Which of these is illegal? Which of these should be illegal? Which of these practices represents the greater threat to democratic values?
To me, practice #1 is clearly the greater threat. It verges on (if it doesn’t actually constitute) classic pay-to-play. It appears to leverage the enormous state pension fund as a means of filling up campaign coffers; it results in pressure being applied both to Ruane (from Cahill’s office, with whom Ruane does business) and to Ruane’s out-of-state contacts (from Ruane, with whom they do business); it’s the classic toxic mix of money and politics; it’s exactly the kind of thing that makes people cynical about government.

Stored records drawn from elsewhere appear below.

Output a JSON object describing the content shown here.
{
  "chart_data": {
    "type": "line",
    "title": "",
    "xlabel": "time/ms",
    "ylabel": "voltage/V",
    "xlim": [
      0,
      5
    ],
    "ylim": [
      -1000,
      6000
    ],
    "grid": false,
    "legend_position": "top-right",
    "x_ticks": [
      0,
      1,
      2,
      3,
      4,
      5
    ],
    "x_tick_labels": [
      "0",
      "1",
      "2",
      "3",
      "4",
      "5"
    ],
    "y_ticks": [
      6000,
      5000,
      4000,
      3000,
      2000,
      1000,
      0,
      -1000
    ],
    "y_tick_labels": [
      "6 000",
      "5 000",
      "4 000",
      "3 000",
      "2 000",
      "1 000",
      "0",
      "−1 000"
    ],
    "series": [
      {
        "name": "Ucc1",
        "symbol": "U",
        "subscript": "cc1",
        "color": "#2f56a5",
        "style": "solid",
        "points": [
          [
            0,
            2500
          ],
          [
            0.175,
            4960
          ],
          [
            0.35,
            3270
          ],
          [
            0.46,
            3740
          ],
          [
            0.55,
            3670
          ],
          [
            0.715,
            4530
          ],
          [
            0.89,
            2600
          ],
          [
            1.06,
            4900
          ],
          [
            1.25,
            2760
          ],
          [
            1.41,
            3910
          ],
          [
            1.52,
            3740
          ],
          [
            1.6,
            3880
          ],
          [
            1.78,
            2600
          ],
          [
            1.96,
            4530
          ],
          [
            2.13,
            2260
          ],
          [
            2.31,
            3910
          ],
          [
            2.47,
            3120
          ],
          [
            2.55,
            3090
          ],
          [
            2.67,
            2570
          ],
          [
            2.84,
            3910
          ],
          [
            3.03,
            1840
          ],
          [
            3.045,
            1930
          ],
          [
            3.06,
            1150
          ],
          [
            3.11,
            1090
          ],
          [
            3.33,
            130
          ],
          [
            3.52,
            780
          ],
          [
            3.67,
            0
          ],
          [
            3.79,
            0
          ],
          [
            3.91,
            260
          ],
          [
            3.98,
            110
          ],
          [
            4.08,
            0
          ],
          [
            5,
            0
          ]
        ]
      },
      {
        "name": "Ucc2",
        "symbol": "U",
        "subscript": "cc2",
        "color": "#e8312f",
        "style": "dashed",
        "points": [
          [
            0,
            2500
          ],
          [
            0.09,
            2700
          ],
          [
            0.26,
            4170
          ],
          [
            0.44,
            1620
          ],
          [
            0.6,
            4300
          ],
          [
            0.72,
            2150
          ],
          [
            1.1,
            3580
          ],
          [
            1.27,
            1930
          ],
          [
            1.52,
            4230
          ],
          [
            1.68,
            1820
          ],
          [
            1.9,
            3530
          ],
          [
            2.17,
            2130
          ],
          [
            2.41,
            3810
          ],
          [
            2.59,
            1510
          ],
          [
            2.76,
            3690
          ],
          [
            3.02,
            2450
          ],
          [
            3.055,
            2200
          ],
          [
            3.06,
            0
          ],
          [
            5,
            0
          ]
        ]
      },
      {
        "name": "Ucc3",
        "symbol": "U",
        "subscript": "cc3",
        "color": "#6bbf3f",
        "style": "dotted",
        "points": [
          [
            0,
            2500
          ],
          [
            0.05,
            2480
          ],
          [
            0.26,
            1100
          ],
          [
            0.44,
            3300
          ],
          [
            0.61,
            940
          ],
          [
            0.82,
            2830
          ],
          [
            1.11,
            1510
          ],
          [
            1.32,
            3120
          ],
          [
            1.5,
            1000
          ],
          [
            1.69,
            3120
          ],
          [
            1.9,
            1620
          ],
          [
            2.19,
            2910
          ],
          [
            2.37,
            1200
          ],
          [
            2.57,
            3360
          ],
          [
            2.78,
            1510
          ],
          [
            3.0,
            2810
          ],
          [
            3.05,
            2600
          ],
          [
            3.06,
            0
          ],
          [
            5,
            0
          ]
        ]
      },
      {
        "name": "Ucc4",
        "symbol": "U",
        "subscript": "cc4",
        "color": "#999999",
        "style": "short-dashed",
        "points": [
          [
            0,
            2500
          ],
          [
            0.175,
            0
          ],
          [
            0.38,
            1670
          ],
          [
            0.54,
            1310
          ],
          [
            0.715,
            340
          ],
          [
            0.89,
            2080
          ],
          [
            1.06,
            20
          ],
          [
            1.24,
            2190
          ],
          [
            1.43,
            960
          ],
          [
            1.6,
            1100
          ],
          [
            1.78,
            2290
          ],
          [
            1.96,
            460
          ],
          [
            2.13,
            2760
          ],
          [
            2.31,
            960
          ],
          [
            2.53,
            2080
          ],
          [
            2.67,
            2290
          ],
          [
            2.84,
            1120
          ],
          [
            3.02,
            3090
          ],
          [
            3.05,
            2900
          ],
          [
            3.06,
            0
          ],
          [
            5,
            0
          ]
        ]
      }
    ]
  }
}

Practice #2 is a technical misstep. Someone sent the wrong mass email to the wrong set of email addresses. Big whoop – the same individuals could have received the exact same solicitation at a different email address, or at their homes via telephone or regular mail. No doubt most of the recipients simply deleted the email without giving it another thought.
And yet, as we know, practice #2 is illegal and has already resulted in a request for an OCPF investigation, while practice #1 is legal (unless there’s more to the story than has emerged so far).
The campaign finance rules, it seems to me, are very good at punishing slobs who aren’t careful about paperwork and database management. What they are not good at is averting threats to democracy. Perhaps some rethinking might be in order.